6. THE BEGINNING (6)

5K 307 21
                                    

Darapuspita bangun dari tidurnya saat matahari sudah diatas kepala. Matanya mengerling, wanita itu tidak menemukan sang suami. Istri Aji itu menangis mengingat kejadian semalam. Aji memaksanya.

Ia mencoba bangkit dari tempat tidur, tetapi gagal. Seluruh tubuhnya sakit. Ia menghiraukan semua rasa sakitnya dan menyibakkan selimut. Dara bangun perlahan dan berjalan menuju kamar mandi dengan langkah tertatih-tatih.

Dikamar mandi, Dara tidak membersihkan diri, wanita itu malah membungkuk sembari mengurut tengkuknya. Cairan kental berwarna merah keluar dari mulutnya. Disertai dengan mual yang benar-benar hebat.

Berulangkali kali Dara mengeluarkan cairan kental itu dari mulutnya. Naas Dara tersengal-sengal. Tenaganya disedot habis hanya dengan memuntahkan cairan yang mirip darah itu.

Tubuhku, rasanya panas sekali. Arghhhh ... dan lagi, perutku sangat sakit! batin Dara.
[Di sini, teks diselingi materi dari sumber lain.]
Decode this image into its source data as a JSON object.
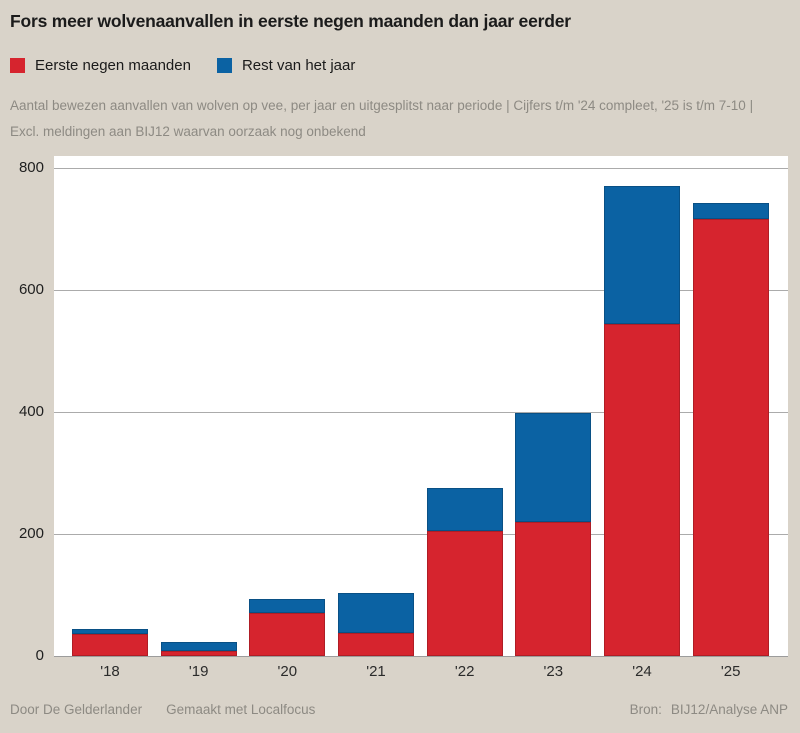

Satu jam lamanya Dara didalam kamar mandi. Selama itu pula, kamar mandi berubah warna menjadi merah. Muntahan Dara yang berupa darah berceceran dimana-mana.

"Hahh ... hahh ... ugh ... n-napasku, sangat berat. K-kenapa aku jadi seperti ini?" tanya Dara.

Dara bangkit dengan tenaga yang tersisa, ia mulai menyiram air dingin ke seluruh tubuhnya. Wanita itu berharap napasnya kembali teratur dan panas tubuhnya segera lenyap.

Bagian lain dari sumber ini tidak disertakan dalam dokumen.